Motörhead recently released their 22nd studio album Bad Magic, charting high globally. Afterwards, I was able to chat with the legendary front man of Motörhead Lemmy Kilmister about the bands legacy and why he's still doing this as he's almost 70 years old.

How do you think a band like Motörhead stays relevant after 40 years?

I have no idea! (laughs). I have no clue. I'm just grateful for it.

40 years of Motörhead. What sticks out your mind about those early days when the band was just starting?

You don't care when you're 30. Its easy.

You were one time a roadie for Jimi Hendrix. How was that experience?

It was difficult to remember because we were all tripping all the time (laughs), so it's a bit fuzzy, but as you could tell obviously its Jimi Hendrix every night. What's better than that?!

I've heard many times you wanted to make music one of our legendary Detroit bands MC5. What was it about them that influenced you?

The attack! They were really on! They were brilliant!

Did you ever meet any of the guys from MC5?

Yeah, I sang a couple of songs when they reformed as the MC3. I went and played two songs with them.

Lemmy, you've always had a way with the ladies, and I always feel like Motörhead had that groove in their music that was sort of sensual like a bad ass woman. How does that correlate into the music?

We were always bluesy in the beginning, especially when Eddie [Clarke] was in the band. He was blues freak and so was I. It is kind of a blues band, its just a very very fast one.

At the show here in Detroit, it was like the older guys in the audience causing the most ruckus. How does it feel to have such hit such a nerve with so many for so long?

If you look, we cross generations too. We get kids of 15 as well and people bring their kids to see us. Its all great fun you know. Rock-n-roll fun!

It was great to see people of all ages at the show and once those opening riffs of "Ace Of Spades" hit, it was just mayhem.

Yeah, always. I'm sick of that song (laughs). It's a good song though. At least we got famous for a good song. A lot people got famous for trash.

At that show, Mikkey Dee and Phil Campbell sounded great with you. How has it been being in the band with those guys for so long?

It's alright, you know. Phil's great and Mikkey's great.
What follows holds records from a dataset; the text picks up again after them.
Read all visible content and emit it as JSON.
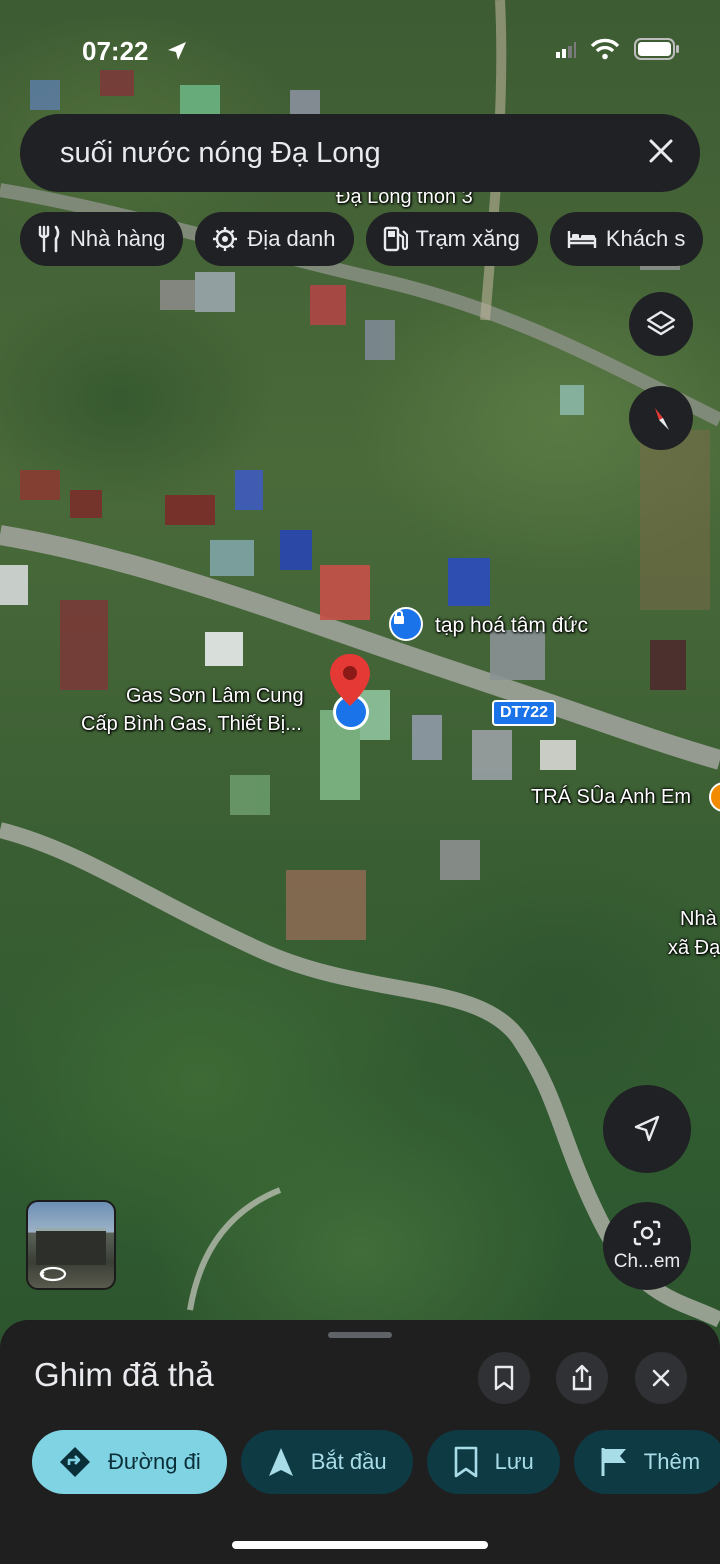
{
  "status_bar": {
    "time": "07:22"
  },
  "search": {
    "query": "suối nước nóng Đạ Long"
  },
  "chips": [
    {
      "label": "Nhà hàng",
      "icon": "fork-knife-icon"
    },
    {
      "label": "Địa danh",
      "icon": "landmark-icon"
    },
    {
      "label": "Trạm xăng",
      "icon": "gas-pump-icon"
    },
    {
      "label": "Khách s",
      "icon": "bed-icon"
    }
  ],
  "map": {
    "labels": {
      "village": "Đạ Long thôn 3",
      "store": "tạp hoá tâm đức",
      "gas_line1": "Gas Sơn Lâm Cung",
      "gas_line2": "Cấp Bình Gas, Thiết Bị...",
      "road_tag": "DT722",
      "milktea": "TRÁ SÛa Anh Em",
      "right_line1": "Nhà",
      "right_line2": "xã Đạ"
    },
    "camera_label": "Ch...em",
    "colors": {
      "pin": "#e53935",
      "poi_blue": "#1a73e8",
      "poi_orange": "#f28b00"
    }
  },
  "sheet": {
    "title": "Ghim đã thả",
    "actions": [
      {
        "label": "Đường đi",
        "icon": "directions-icon"
      },
      {
        "label": "Bắt đầu",
        "icon": "navigation-arrow-icon"
      },
      {
        "label": "Lưu",
        "icon": "bookmark-icon"
      },
      {
        "label": "Thêm",
        "icon": "flag-icon"
      }
    ]
  }
}
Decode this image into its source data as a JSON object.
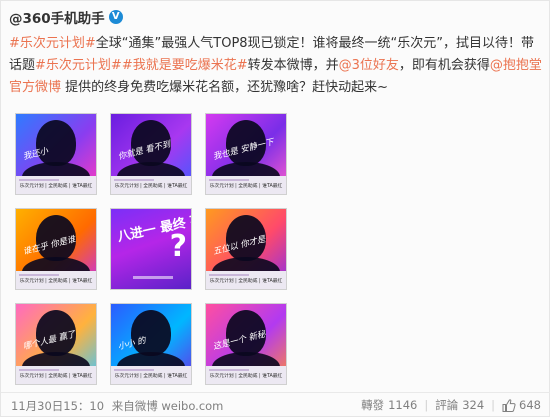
{
  "user": {
    "name": "@360手机助手",
    "verified_mark": "V"
  },
  "post": {
    "segments": [
      {
        "type": "tag",
        "text": "#乐次元计划#"
      },
      {
        "type": "text",
        "text": "全球“通集”最强人气TOP8现已锁定！谁将最终一统“乐次元”，拭目以待！带话题"
      },
      {
        "type": "tag",
        "text": "#乐次元计划#"
      },
      {
        "type": "tag",
        "text": "#我就是要吃爆米花#"
      },
      {
        "type": "text",
        "text": "转发本微博，并"
      },
      {
        "type": "mention",
        "text": "@3位好友"
      },
      {
        "type": "text",
        "text": "，即有机会获得"
      },
      {
        "type": "mention",
        "text": "@抱抱堂官方微博"
      },
      {
        "type": "text",
        "text": " 提供的终身免费吃爆米花名额，还犹豫啥？赶快动起来~"
      }
    ]
  },
  "images": [
    {
      "scribble": "我还小",
      "band": "乐次元计划 | 全民助威 | 谁TA最红",
      "colors": [
        "#2f7bff",
        "#8a3df0",
        "#ff3cbe"
      ],
      "silhouette": true
    },
    {
      "scribble": "你就是  看不到",
      "band": "乐次元计划 | 全民助威 | 谁TA最红",
      "colors": [
        "#6a1ee0",
        "#a838f0",
        "#3e5cff"
      ],
      "silhouette": true
    },
    {
      "scribble": "我也是 安静一下",
      "band": "乐次元计划 | 全民助威 | 谁TA最红",
      "colors": [
        "#d43af0",
        "#7a2ee8",
        "#ff5fcb"
      ],
      "silhouette": true
    },
    {
      "scribble": "谁在乎 你是谁",
      "band": "乐次元计划 | 全民助威 | 谁TA最红",
      "colors": [
        "#ffb000",
        "#ff6a00",
        "#c42ef0"
      ],
      "silhouette": true
    },
    {
      "big_text": "八进一 最终 花落谁家",
      "q": "?",
      "colors": [
        "#7b2ff7",
        "#b526e8",
        "#5a22c8"
      ],
      "silhouette": false
    },
    {
      "scribble": "五位以 你才是",
      "band": "乐次元计划 | 全民助威 | 谁TA最红",
      "colors": [
        "#ff9a1f",
        "#ff4a6a",
        "#8a2ee8"
      ],
      "silhouette": true
    },
    {
      "scribble": "哪个人最 赢了",
      "band": "乐次元计划 | 全民助威 | 谁TA最红",
      "colors": [
        "#ff6ac0",
        "#ffb23d",
        "#3fc6ff"
      ],
      "silhouette": true
    },
    {
      "scribble": "小小 的",
      "band": "乐次元计划 | 全民助威 | 谁TA最红",
      "colors": [
        "#2b5cff",
        "#00b7ff",
        "#6a2ee8"
      ],
      "silhouette": true
    },
    {
      "scribble": "这是一个 新秘",
      "band": "乐次元计划 | 全民助威 | 谁TA最红",
      "colors": [
        "#ff4fa0",
        "#b23af0",
        "#ff8a3d"
      ],
      "silhouette": true
    }
  ],
  "footer": {
    "time": "11月30日15：10",
    "source": "来自微博 weibo.com",
    "repost_label": "轉發",
    "repost_count": "1146",
    "comment_label": "評論",
    "comment_count": "324",
    "like_count": "648",
    "thumb_icon": "thumbs-up-icon"
  },
  "colors": {
    "link": "#eb7350",
    "verified": "#1d8bd6",
    "meta_text": "#808080"
  }
}
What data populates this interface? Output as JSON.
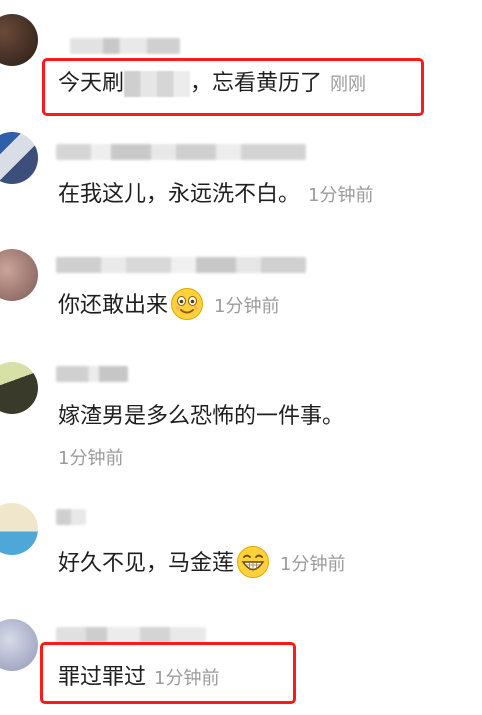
{
  "comments": [
    {
      "text_prefix": "今天刷",
      "text_suffix": "，忘看黄历了",
      "time": "刚刚",
      "highlighted": true
    },
    {
      "text": "在我这儿，永远洗不白。",
      "time": "1分钟前",
      "highlighted": false
    },
    {
      "text": "你还敢出来",
      "emoji": "smiling-face-icon",
      "time": "1分钟前",
      "highlighted": false
    },
    {
      "text": "嫁渣男是多么恐怖的一件事。",
      "time": "1分钟前",
      "highlighted": false
    },
    {
      "text": "好久不见，马金莲",
      "emoji": "grinning-face-icon",
      "time": "1分钟前",
      "highlighted": false
    },
    {
      "text": "罪过罪过",
      "time": "1分钟前",
      "highlighted": true
    }
  ],
  "colors": {
    "highlight_border": "#ff1a1a",
    "timestamp": "#9b9b9b",
    "text": "#1f1f1f"
  }
}
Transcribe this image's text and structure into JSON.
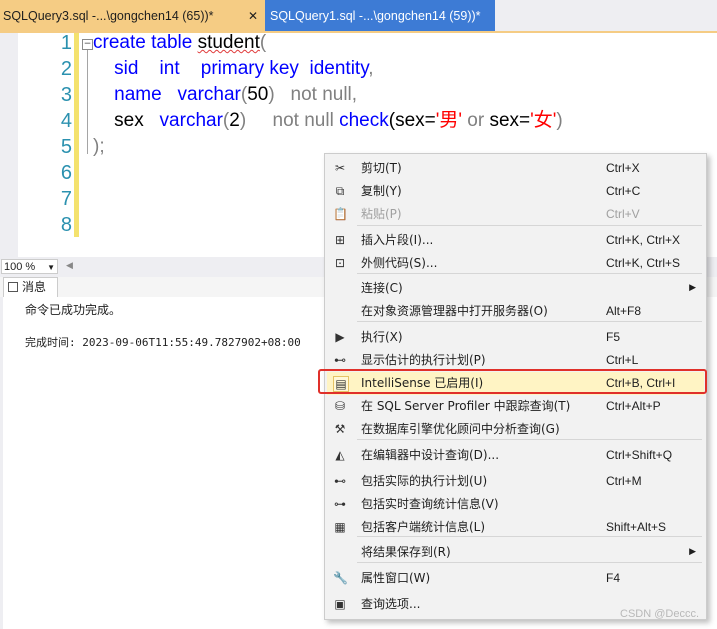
{
  "tabs": [
    {
      "label": "SQLQuery3.sql -...\\gongchen14 (65))*",
      "close": "✕"
    },
    {
      "label": "SQLQuery1.sql -...\\gongchen14 (59))*"
    }
  ],
  "editor": {
    "line_numbers": [
      "1",
      "2",
      "3",
      "4",
      "5",
      "6",
      "7",
      "8"
    ],
    "code": {
      "l1": {
        "create": "create",
        "table": "table",
        "name": "student",
        "paren": "("
      },
      "l2": {
        "col": "sid",
        "type": "int",
        "pk": "primary key",
        "identity": "identity",
        "comma": ","
      },
      "l3": {
        "col": "name",
        "type": "varchar",
        "open": "(",
        "len": "50",
        "close": ")",
        "notnull": "not null",
        "comma": ","
      },
      "l4": {
        "col": "sex",
        "type": "varchar",
        "open": "(",
        "len": "2",
        "close": ")",
        "notnull": "not null",
        "check": "check",
        "expr_open": "(sex=",
        "v1": "'男'",
        "or": " or ",
        "sex2": "sex=",
        "v2": "'女'",
        "expr_close": ")"
      },
      "l5": {
        "text": ");"
      }
    }
  },
  "zoom": {
    "value": "100 %"
  },
  "messages": {
    "tab_label": "消息",
    "line1": "命令已成功完成。",
    "line2": "完成时间: 2023-09-06T11:55:49.7827902+08:00"
  },
  "context_menu": {
    "items": [
      {
        "icon": "cut-icon",
        "glyph": "✂",
        "label": "剪切(T)",
        "shortcut": "Ctrl+X"
      },
      {
        "icon": "copy-icon",
        "glyph": "⧉",
        "label": "复制(Y)",
        "shortcut": "Ctrl+C"
      },
      {
        "icon": "paste-icon",
        "glyph": "📋",
        "label": "粘贴(P)",
        "shortcut": "Ctrl+V",
        "disabled": true
      },
      {
        "icon": "insert-snippet-icon",
        "glyph": "⊞",
        "label": "插入片段(I)...",
        "shortcut": "Ctrl+K, Ctrl+X"
      },
      {
        "icon": "surround-with-icon",
        "glyph": "⊡",
        "label": "外侧代码(S)...",
        "shortcut": "Ctrl+K, Ctrl+S"
      },
      {
        "icon": "",
        "glyph": "",
        "label": "连接(C)",
        "shortcut": "",
        "submenu": true
      },
      {
        "icon": "",
        "glyph": "",
        "label": "在对象资源管理器中打开服务器(O)",
        "shortcut": "Alt+F8"
      },
      {
        "icon": "execute-icon",
        "glyph": "▶",
        "label": "执行(X)",
        "shortcut": "F5"
      },
      {
        "icon": "estimated-plan-icon",
        "glyph": "⊷",
        "label": "显示估计的执行计划(P)",
        "shortcut": "Ctrl+L"
      },
      {
        "icon": "intellisense-icon",
        "glyph": "▤",
        "label": "IntelliSense 已启用(I)",
        "shortcut": "Ctrl+B, Ctrl+I",
        "checked": true
      },
      {
        "icon": "profiler-icon",
        "glyph": "⛁",
        "label": "在 SQL Server Profiler 中跟踪查询(T)",
        "shortcut": "Ctrl+Alt+P"
      },
      {
        "icon": "tuning-advisor-icon",
        "glyph": "⚒",
        "label": "在数据库引擎优化顾问中分析查询(G)",
        "shortcut": ""
      },
      {
        "icon": "query-designer-icon",
        "glyph": "◭",
        "label": "在编辑器中设计查询(D)...",
        "shortcut": "Ctrl+Shift+Q"
      },
      {
        "icon": "actual-plan-icon",
        "glyph": "⊷",
        "label": "包括实际的执行计划(U)",
        "shortcut": "Ctrl+M"
      },
      {
        "icon": "live-stats-icon",
        "glyph": "⊶",
        "label": "包括实时查询统计信息(V)",
        "shortcut": ""
      },
      {
        "icon": "client-stats-icon",
        "glyph": "▦",
        "label": "包括客户端统计信息(L)",
        "shortcut": "Shift+Alt+S"
      },
      {
        "icon": "",
        "glyph": "",
        "label": "将结果保存到(R)",
        "shortcut": "",
        "submenu": true
      },
      {
        "icon": "properties-icon",
        "glyph": "🔧",
        "label": "属性窗口(W)",
        "shortcut": "F4"
      },
      {
        "icon": "query-options-icon",
        "glyph": "▣",
        "label": "查询选项...",
        "shortcut": ""
      }
    ],
    "submenu_arrow": "▶"
  },
  "watermark": "CSDN @Deccc."
}
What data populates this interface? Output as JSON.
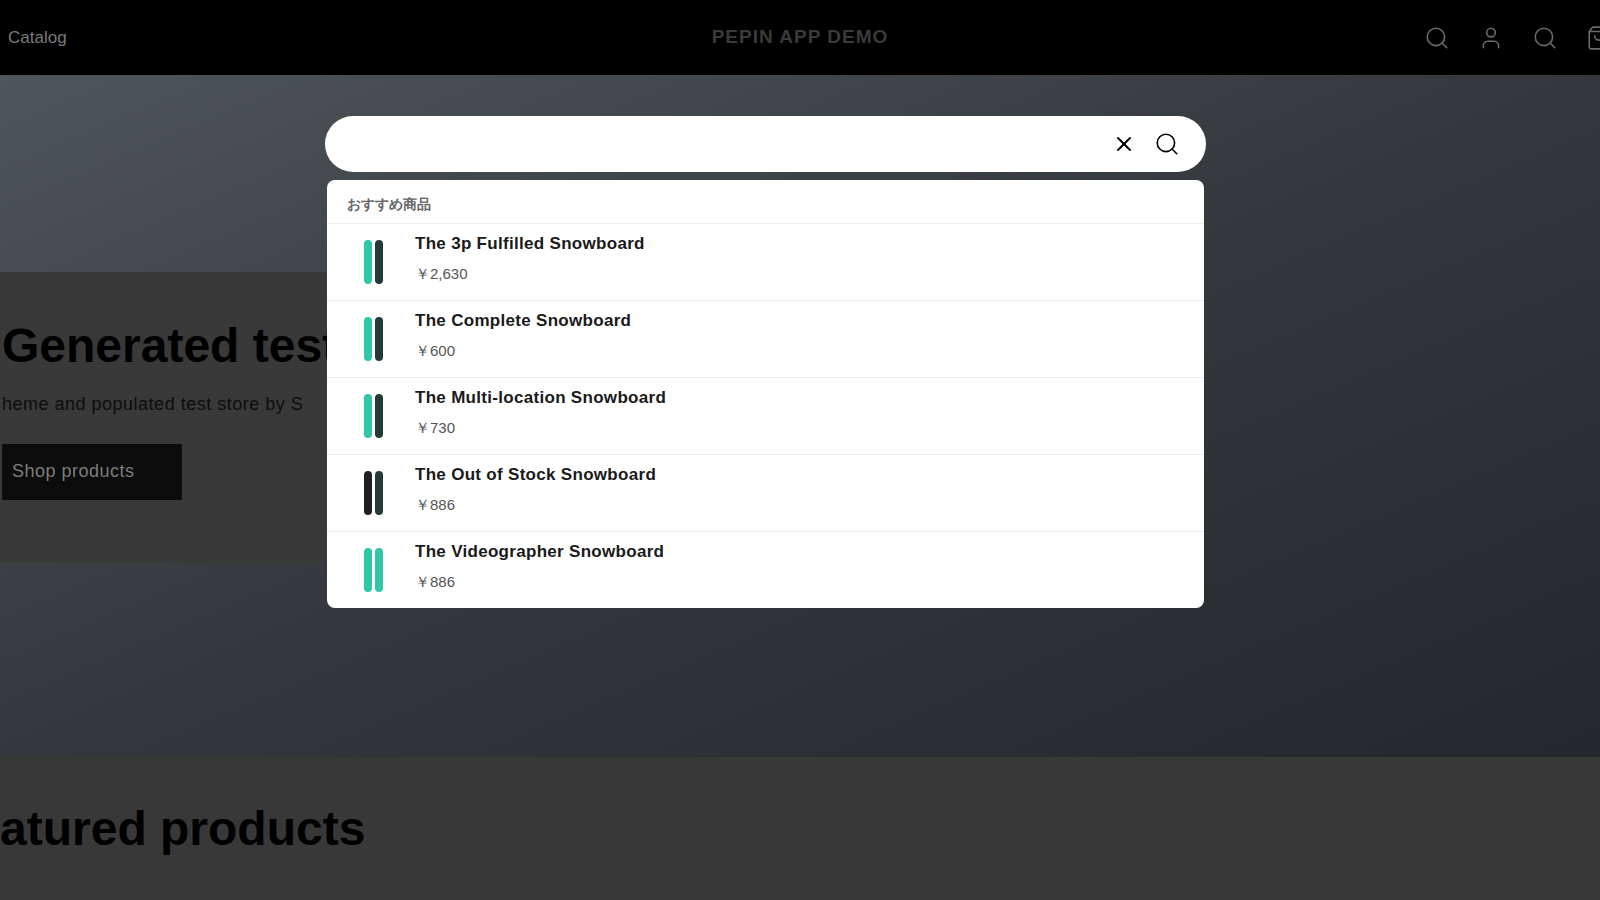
{
  "header": {
    "nav": [
      "Catalog"
    ],
    "title": "PEPIN APP DEMO"
  },
  "hero": {
    "heading": "Generated test",
    "text": "heme and populated test store by S",
    "button": "Shop products"
  },
  "featured": {
    "heading": "atured products"
  },
  "search": {
    "query": ""
  },
  "suggestions": {
    "heading": "おすすめ商品",
    "items": [
      {
        "name": "The 3p Fulfilled Snowboard",
        "price": "￥2,630"
      },
      {
        "name": "The Complete Snowboard",
        "price": "￥600"
      },
      {
        "name": "The Multi-location Snowboard",
        "price": "￥730"
      },
      {
        "name": "The Out of Stock Snowboard",
        "price": "￥886"
      },
      {
        "name": "The Videographer Snowboard",
        "price": "￥886"
      }
    ]
  }
}
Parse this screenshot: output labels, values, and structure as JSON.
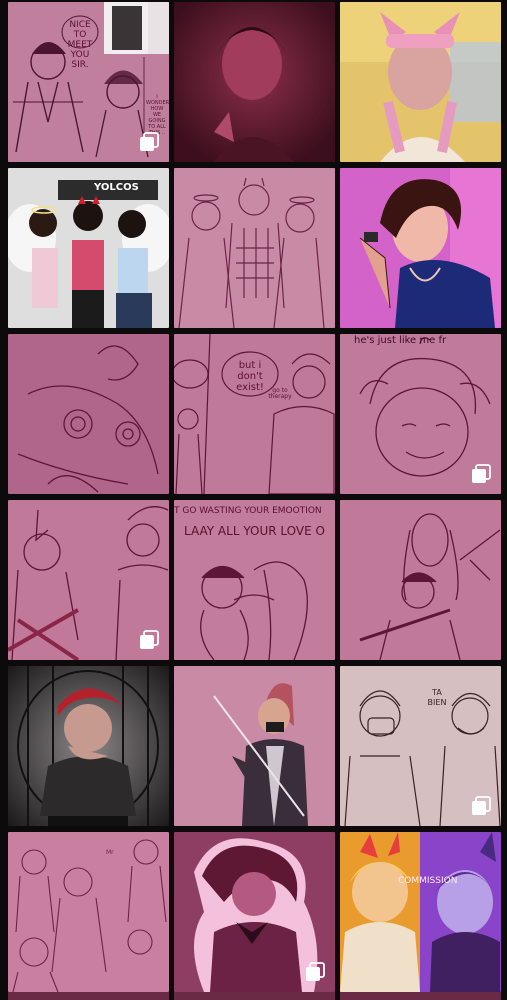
{
  "texts": {
    "t1_bubble": "NICE TO MEET YOU SIR.",
    "t1_note": "I WONDER HOW WE GOING TO ALL THIS ..",
    "t4_sign": "YOLCOS",
    "t8_bubble": "but i don't exist!",
    "t8_small": "go to therapy",
    "t9_top": "he's just like me fr",
    "t11_top": "T GO WASTING YOUR EMOOTION",
    "t11_mid": "LAAY ALL YOUR LOVE O",
    "t15_bubble": "TA BIEN",
    "t18_banner": "COMMISSION"
  },
  "tiles": [
    {
      "name": "tile-sketch-meeting",
      "bg": "#c17f9e",
      "multi": true
    },
    {
      "name": "tile-dark-portrait",
      "bg": "#5a1a2c",
      "multi": false
    },
    {
      "name": "tile-color-headband",
      "bg": "#e7c56a",
      "multi": false
    },
    {
      "name": "tile-photo-angels",
      "bg": "#dcdcdc",
      "multi": false
    },
    {
      "name": "tile-sketch-trio",
      "bg": "#c98aa6",
      "multi": false
    },
    {
      "name": "tile-color-boy-curls",
      "bg": "#d05cc9",
      "multi": false
    },
    {
      "name": "tile-sketch-shoulder",
      "bg": "#b0668a",
      "multi": false
    },
    {
      "name": "tile-sketch-dont-exist",
      "bg": "#bf7a99",
      "multi": false
    },
    {
      "name": "tile-sketch-smiling",
      "bg": "#c07a9a",
      "multi": true
    },
    {
      "name": "tile-sketch-horned",
      "bg": "#c07999",
      "multi": true
    },
    {
      "name": "tile-sketch-lyrics",
      "bg": "#c27d9c",
      "multi": false
    },
    {
      "name": "tile-sketch-sword-pair",
      "bg": "#c07999",
      "multi": false
    },
    {
      "name": "tile-color-red-hair",
      "bg": "#3b3538",
      "multi": false
    },
    {
      "name": "tile-color-swordsman",
      "bg": "#c98aa6",
      "multi": false
    },
    {
      "name": "tile-sketch-masked",
      "bg": "#d5bebf",
      "multi": true
    },
    {
      "name": "tile-sketch-group",
      "bg": "#c87fa0",
      "multi": false
    },
    {
      "name": "tile-color-outline-boy",
      "bg": "#8e3d63",
      "multi": true
    },
    {
      "name": "tile-color-commission",
      "bg": "#e79a2e",
      "multi": false
    }
  ]
}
I was lucky we got the two right guys. It's a powerful band.

Really powerful. It was such a big sound!

Yeah, some people would say too loud (laughs). I don't think you can have too loud.

Hell no! It sounded great!

We try to do our best so we leave you less caring than you did when you came (laughs).

With Bad Magic, Motörhead charted high all across the globe, but the music business is this whole other thing than it used to be, do you even care about record sales and charting and stuff like that anymore?

I think they take it from different things now, don't they? They take it from the Internet, the downloads are the charts now. I think its really weird.

It seems like a lot of the older metal bands that are still around are still charting pretty high in the USA and around the globe.

Heavy metal is logical successor to rock-n-roll and people like rock-n-roll, so a lot of people like heavy metal. A lot of people don't, but a lot of people do.

Even with the blues influence, Motörhead came from a counter culture to what was mainstream at the time, but you are now well into a maturation period of something that was once deemed a fad.

We've always been maturing. I don't know. I'm just glad that we can still pull a crowd. We don't sell out all of them. We just debuted on the charts at 17 I think. The last one debut at 22. We've been in the top 100 with those, so I'm please with that.

You're almost 70, most bands have already started to wind it down or have closed up shop completely, why do you still do it?

Because I like it and anyway, what am I going to do if I stopped? (laughs)

Right (laughs), I was wondering what would Lemmy be doing right now if he wasn't doing music. Sitting on a beach somewhere or what?

I'd totally be in jail (laughs).

Still being an outlaw at 70 years old?

Yeah, age is only relative to what you can do. You can get into all sorts of mischief. It doesn't matter.

Its always been a cliché that people what say that they going to be doing this until they die. I think you might actually do that!

I think I might as well. I don't see the point of retirement when there's nothing to retire from. Imagine if I retire. What am I going to do? Sit at home all day playing records and say 'Ahh, those were the days." No thanks, that's not me.

I wouldn't think any less would come from you Lemmy. Do you see any more Motörhead albums in the future?

Yeah, we'll make albums until the day we drop. I'll probably die in the studio doing a vocal track (laughs).

When its all said and done, what do you think the legacy of Motörhead will be?

Party music. Rock-n-roll. That's what I like. We do rock-n-roll. I say that at every show. We are Motörhead and we play rock-n-roll.